As our old soldiers of World War II fail and fade away, many of their acts of heroism will forever go unheralded. An eighty-year-old veteran of that bitter conflict has written, for your consideration, this personal account of that tragic time in our nation’s history, in hopes that their heroic deeds might not be forgotten.
“When I Return In Spring” is a touching, love story of a country boy, caught up in the avalanche of war. Torn from the arms of his young bride, he faces death in the skies over Germany, as a ball turret gunner on a B 17 Flying Fortress, at a time when one half or the heavy bombers sent into combat are lost before finishing their tour of duty. The loneliness of being separated from everything that matters in his life is more devastating than the deadly enemy that he faces daily and fears deeply.

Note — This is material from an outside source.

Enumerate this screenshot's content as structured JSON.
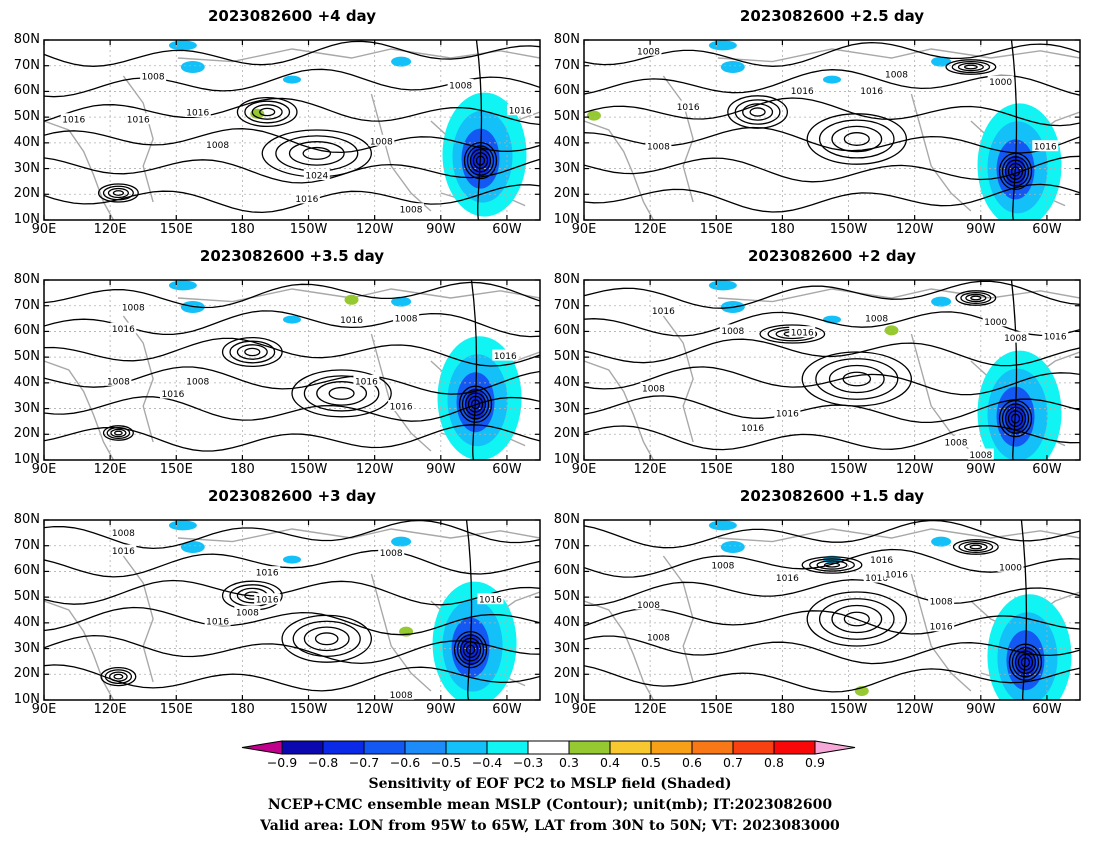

In one of the little known tragedy of World War II, the book brings to light the heart-rending story of five thousand American prisoners of war who endure a five hundred mile death march across Germany in the dead of winter. After eighty-seven days of hunger, disease and exposure, two thousand of the emaciated prisoners are all that reach the allied lines and freedom.
You will witness a beaten and beleaguered German people, fleeing before the mighty Russian Onslaught, seeking sanctuary behind the allied lines, in the greatest mass migration of human beings since the exodus from Egypt by the Children of Israel.
This fascinating story, devoid of vulgarity, crudeness and profanity, is must reading for every red blooded American, and can be enjoyed by young and old alike. It can well be read as a family project.